Cellulosic ethanol company says test facility using wood chips and grasses is producing at a rate of 200,000 gallons a year, a step toward commercialization.

Martin LaMonica Former Staff writer, CNET News
Martin LaMonica is a senior writer covering green tech and cutting-edge technologies. He joined CNET in 2002 to cover enterprise IT and Web development and was previously executive editor of IT publication InfoWorld.
Martin LaMonica

Start-up company Mascoma said on Wednesday that a demonstration facility is making ethanol from wood chips and other non-food sources, bringing cellulosic ethanol a step closer to commercialization.

Click on the image to launch a photo gallery of Mascoma's research lab in Lebanon, N.H. Martin LaMonica/CNET Networks

The test facility in Rome, N.Y., uses different feedstocks, including wood and grasses. Production is at a rate of 200,000 gallons per year. Mascoma didn't disclose the yield, or how much biomass is converted into fuel.

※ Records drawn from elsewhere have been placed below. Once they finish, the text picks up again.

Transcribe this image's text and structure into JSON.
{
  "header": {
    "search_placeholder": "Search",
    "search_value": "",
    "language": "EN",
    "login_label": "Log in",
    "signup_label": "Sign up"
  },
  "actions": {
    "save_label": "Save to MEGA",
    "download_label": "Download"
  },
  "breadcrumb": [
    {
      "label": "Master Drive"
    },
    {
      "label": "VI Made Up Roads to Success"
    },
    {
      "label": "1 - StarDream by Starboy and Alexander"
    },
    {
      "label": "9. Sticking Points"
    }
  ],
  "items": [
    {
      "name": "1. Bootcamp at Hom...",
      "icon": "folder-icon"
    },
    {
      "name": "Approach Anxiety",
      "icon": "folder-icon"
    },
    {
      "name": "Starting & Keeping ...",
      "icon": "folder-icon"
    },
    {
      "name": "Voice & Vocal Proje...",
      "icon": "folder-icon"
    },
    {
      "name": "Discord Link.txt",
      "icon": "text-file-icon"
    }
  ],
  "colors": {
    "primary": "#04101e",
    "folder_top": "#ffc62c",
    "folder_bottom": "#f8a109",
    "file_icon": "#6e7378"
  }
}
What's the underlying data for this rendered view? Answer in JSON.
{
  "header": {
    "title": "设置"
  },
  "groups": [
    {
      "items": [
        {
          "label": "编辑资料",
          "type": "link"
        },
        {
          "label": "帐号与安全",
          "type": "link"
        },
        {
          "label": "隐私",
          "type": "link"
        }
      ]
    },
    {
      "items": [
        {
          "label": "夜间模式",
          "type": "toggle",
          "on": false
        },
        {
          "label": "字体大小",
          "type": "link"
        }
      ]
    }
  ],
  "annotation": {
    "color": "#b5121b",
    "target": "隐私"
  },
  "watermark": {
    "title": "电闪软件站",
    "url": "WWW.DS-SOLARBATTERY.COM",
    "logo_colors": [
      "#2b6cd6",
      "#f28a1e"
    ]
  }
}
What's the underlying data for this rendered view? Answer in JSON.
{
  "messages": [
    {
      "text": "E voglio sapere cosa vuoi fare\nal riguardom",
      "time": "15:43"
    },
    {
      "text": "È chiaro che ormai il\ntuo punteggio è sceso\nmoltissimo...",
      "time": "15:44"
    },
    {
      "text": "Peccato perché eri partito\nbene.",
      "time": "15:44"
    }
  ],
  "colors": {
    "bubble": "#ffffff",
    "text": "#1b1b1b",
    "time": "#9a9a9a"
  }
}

The company is testing two methods for making ethanol: a traditional enzyme-based process and one using a genetically modified microbe designed to make the conversion cheaper.

Mascoma is one of a handful of upstart companies developing different technologies to convert wood chips and other non-food biomass into ethanol, which is an additive to gasoline.

Because of the economy and disrupted financial markets, non-government funding for cellulosic ethanol pilot facilities has become harder.

At the upstate New York facility, Mascoma said that it is benefiting from state grants aimed at promoting renewable energy businesses.